The credit agreement includes a dividend provision limiting the amount that Cabelas could pay to stockholders,
which at January 2, 2010, was not in excess of $84,770. The agreement also has a provision permitting acceleration
by the lenders in the event there is a change in control, as defined. In addition, the credit agreement contains cross
default provisions to other outstanding debt. In the event that we fail to comply with these covenants, a default is
triggered. In the event of default, all outstanding letters of credit and all principal and outstanding interest would
immediately become due and payable. We were in compliance with all financial debt covenants at January 2, 2010.
We also have an unsecured revolving credit agreement for $15,000 Canadian dollars (“CAD”) in conjunction
with the acquisition of the net assets of an outdoors specialty retailer located in Winnipeg, Manitoba. Interest is
variable, computed at rates as defined in the agreement, plus a margin, and payable monthly. At the end of 2009 and
2008, the principal amount outstanding under this credit agreement totaled $2,902 and $6,465, respectively, with
interest rates of 2.25% and 3.50%, respectively.
Advances made pursuant to the $350,000 credit agreement are classified as long-term debt.

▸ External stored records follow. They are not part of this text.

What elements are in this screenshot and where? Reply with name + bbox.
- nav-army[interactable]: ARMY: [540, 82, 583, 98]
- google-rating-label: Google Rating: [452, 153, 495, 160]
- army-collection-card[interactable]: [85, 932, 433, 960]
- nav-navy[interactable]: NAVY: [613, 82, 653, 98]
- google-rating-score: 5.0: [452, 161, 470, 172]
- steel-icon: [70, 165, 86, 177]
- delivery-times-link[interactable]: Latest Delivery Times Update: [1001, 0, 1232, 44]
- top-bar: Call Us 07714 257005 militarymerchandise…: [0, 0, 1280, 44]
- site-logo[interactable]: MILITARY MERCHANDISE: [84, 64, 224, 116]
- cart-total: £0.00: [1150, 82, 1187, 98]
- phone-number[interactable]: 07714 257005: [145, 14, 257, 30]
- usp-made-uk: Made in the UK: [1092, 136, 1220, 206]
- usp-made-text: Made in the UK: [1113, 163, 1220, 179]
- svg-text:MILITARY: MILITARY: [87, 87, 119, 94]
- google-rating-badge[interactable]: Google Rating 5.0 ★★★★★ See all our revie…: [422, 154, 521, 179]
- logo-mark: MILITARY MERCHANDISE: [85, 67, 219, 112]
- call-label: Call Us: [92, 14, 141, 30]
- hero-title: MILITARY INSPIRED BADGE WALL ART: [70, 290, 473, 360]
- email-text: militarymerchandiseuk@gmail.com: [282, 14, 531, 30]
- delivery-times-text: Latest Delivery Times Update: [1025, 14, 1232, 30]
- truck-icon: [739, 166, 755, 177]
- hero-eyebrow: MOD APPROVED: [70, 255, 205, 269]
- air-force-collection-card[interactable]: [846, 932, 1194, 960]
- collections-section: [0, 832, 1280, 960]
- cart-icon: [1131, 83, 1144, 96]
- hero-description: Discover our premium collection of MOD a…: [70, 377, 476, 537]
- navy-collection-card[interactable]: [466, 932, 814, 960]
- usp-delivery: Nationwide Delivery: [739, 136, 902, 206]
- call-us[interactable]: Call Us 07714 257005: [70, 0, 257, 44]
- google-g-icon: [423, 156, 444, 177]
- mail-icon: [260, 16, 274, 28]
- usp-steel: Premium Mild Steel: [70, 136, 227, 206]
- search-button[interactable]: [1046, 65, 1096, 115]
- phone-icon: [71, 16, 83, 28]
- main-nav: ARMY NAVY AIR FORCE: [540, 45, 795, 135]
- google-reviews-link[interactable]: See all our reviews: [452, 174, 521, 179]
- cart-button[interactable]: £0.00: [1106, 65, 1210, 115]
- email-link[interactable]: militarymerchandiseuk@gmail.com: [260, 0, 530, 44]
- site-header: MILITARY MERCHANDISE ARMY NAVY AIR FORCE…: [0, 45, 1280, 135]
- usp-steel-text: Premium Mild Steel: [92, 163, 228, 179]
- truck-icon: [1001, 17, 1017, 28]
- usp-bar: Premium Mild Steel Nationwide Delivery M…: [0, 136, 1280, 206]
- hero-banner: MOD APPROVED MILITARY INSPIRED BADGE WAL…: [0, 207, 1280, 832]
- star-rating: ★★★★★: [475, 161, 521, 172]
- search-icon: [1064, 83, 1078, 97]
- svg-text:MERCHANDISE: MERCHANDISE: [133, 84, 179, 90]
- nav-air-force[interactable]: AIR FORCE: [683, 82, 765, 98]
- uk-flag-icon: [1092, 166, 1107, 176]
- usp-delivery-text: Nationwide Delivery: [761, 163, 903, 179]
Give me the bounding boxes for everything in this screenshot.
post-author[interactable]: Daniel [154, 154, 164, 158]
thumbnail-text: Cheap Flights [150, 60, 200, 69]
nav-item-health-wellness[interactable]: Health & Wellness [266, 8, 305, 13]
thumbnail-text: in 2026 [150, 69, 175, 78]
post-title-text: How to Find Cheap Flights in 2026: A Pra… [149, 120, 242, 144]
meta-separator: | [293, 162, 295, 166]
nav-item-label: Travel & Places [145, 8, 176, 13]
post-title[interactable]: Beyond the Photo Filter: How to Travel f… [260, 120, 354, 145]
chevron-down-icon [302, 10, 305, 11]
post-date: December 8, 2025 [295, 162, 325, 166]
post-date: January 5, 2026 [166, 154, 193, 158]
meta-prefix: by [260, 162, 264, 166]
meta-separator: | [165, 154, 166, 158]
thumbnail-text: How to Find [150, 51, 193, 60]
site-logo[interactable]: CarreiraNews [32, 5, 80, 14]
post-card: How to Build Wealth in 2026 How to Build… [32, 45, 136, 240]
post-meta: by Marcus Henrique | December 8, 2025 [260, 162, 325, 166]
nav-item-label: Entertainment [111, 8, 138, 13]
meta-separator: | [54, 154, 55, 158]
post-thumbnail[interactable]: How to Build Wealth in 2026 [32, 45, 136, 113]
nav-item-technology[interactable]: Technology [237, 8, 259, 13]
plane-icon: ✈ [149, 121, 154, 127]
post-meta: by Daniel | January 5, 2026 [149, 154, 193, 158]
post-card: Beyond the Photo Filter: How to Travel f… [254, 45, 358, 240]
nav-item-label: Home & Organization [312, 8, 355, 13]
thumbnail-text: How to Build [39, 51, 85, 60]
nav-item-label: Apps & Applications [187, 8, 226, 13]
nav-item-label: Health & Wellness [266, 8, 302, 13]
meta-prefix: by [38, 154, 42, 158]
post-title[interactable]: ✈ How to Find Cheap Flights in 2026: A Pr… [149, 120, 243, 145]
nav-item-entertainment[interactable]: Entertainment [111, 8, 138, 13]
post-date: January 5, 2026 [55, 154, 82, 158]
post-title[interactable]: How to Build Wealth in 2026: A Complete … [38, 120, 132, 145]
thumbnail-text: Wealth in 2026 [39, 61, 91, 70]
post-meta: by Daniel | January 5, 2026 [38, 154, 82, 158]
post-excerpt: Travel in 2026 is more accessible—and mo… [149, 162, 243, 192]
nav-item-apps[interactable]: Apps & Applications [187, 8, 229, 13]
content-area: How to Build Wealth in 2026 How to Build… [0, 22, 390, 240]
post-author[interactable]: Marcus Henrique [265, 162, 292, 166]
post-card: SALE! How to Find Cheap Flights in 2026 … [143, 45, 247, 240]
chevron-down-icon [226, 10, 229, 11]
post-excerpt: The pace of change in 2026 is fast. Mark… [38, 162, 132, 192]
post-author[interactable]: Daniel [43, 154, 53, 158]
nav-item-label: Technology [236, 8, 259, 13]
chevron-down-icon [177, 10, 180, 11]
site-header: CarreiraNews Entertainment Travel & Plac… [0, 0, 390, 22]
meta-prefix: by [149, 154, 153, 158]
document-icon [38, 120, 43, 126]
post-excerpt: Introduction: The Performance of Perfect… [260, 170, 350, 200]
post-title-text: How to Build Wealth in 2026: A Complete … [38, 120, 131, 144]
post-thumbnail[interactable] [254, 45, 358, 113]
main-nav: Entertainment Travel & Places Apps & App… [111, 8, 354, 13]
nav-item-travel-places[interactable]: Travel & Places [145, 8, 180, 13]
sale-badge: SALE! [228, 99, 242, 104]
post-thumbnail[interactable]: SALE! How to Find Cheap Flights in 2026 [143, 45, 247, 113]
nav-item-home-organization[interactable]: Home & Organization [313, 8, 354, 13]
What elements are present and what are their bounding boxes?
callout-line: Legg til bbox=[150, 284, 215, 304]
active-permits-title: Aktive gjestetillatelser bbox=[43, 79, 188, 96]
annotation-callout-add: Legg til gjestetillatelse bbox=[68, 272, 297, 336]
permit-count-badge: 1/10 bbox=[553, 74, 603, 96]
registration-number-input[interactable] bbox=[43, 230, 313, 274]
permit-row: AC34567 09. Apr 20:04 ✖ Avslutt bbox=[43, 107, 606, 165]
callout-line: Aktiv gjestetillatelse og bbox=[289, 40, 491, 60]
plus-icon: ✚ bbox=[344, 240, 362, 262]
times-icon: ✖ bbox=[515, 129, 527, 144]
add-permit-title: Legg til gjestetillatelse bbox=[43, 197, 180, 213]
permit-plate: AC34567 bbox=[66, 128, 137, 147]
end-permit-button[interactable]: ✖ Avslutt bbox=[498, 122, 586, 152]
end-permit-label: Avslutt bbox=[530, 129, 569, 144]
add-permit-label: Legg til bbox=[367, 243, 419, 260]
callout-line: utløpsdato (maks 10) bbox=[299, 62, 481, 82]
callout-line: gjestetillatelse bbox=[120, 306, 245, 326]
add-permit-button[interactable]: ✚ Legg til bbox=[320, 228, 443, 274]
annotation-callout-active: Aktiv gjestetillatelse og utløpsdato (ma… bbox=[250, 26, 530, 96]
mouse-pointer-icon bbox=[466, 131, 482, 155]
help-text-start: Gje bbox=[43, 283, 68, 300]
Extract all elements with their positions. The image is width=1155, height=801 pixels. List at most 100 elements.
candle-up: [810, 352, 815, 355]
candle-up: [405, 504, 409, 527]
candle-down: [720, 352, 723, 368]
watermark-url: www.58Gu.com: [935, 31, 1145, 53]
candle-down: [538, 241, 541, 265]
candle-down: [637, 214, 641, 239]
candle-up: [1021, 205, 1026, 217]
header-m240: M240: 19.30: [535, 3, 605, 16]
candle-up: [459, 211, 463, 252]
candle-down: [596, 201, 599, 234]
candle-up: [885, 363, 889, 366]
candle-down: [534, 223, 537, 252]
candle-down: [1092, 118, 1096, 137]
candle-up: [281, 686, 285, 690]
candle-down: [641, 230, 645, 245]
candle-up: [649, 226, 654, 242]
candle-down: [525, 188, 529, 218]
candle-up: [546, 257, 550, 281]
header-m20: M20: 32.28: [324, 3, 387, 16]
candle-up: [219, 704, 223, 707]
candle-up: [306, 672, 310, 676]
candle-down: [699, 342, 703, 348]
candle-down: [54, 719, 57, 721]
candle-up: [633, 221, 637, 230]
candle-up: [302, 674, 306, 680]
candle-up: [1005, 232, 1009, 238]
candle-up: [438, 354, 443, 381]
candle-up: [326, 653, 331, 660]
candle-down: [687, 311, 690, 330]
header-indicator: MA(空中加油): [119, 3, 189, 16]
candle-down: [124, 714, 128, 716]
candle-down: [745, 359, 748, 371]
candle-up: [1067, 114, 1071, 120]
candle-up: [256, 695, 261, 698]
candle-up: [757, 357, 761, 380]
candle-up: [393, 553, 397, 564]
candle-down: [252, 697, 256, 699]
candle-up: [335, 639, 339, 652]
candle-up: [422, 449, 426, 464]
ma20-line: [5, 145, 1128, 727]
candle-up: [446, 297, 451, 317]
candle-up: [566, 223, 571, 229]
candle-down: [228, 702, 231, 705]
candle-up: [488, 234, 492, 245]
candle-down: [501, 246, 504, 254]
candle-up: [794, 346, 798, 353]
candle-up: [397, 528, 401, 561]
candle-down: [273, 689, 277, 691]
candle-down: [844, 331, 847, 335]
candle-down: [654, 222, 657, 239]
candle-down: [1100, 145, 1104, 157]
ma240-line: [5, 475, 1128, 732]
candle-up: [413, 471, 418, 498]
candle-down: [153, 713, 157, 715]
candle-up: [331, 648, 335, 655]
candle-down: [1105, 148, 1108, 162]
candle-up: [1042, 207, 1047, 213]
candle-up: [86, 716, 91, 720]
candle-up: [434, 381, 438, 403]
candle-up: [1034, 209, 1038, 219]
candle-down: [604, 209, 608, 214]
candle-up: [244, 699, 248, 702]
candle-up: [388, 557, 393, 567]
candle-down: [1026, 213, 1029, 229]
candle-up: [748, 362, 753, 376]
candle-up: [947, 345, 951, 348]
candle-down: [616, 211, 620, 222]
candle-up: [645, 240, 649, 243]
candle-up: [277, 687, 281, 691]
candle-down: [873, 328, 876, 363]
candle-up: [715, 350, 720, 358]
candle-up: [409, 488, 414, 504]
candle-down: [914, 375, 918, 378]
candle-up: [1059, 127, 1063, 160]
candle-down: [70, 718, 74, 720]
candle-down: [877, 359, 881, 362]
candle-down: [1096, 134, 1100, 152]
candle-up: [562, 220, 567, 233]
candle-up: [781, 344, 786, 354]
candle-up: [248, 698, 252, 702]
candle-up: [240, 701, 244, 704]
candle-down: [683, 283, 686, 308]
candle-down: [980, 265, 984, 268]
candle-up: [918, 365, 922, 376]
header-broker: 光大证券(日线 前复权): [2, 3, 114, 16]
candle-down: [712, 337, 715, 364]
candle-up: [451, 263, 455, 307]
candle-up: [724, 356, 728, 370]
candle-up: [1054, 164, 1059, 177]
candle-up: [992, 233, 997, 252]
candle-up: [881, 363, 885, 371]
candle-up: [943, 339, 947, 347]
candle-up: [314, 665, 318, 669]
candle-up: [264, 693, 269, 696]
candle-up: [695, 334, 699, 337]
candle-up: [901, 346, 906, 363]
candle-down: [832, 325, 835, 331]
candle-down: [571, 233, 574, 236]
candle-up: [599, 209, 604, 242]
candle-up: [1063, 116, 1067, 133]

This agreement
does not contain limitations regarding the pay downs of revolving loans advanced; therefore, advances made pursuant
to this agreement are considered long-term in nature.
We also have financing agreements that allow certain boat and all-terrain vehicle merchandise vendors to
give us extended payment terms. The vendors are responsible for all interest payments, with certain exceptions, for
the financing period and the financing company holds a security interest in the specific inventory held Cabelas.
We record this merchandise in inventory. Our revolving credit facility limits this security interest to $50,000. The
extended payment terms to the vendor do not exceed one year. The outstanding liability, included in accounts payable,
was $3,510 and $5,162 at the end of 2009 and 2008, respectively.
11. SHORT-TERM BORROWINGS OF FINANCIAL SERVICES SUBSIDIARY
WFB had a $25,000 variable funding facility credit agreement that was secured by a participation interest in the
transferor’s interest of the Trust. On May 28, 2009, this credit agreement was terminated. There were no borrowings
under the credit agreement in 2009 and there was no amount outstanding at the end of December 2008. The weighted
average interest rate on the facility was 3.88% for 2008.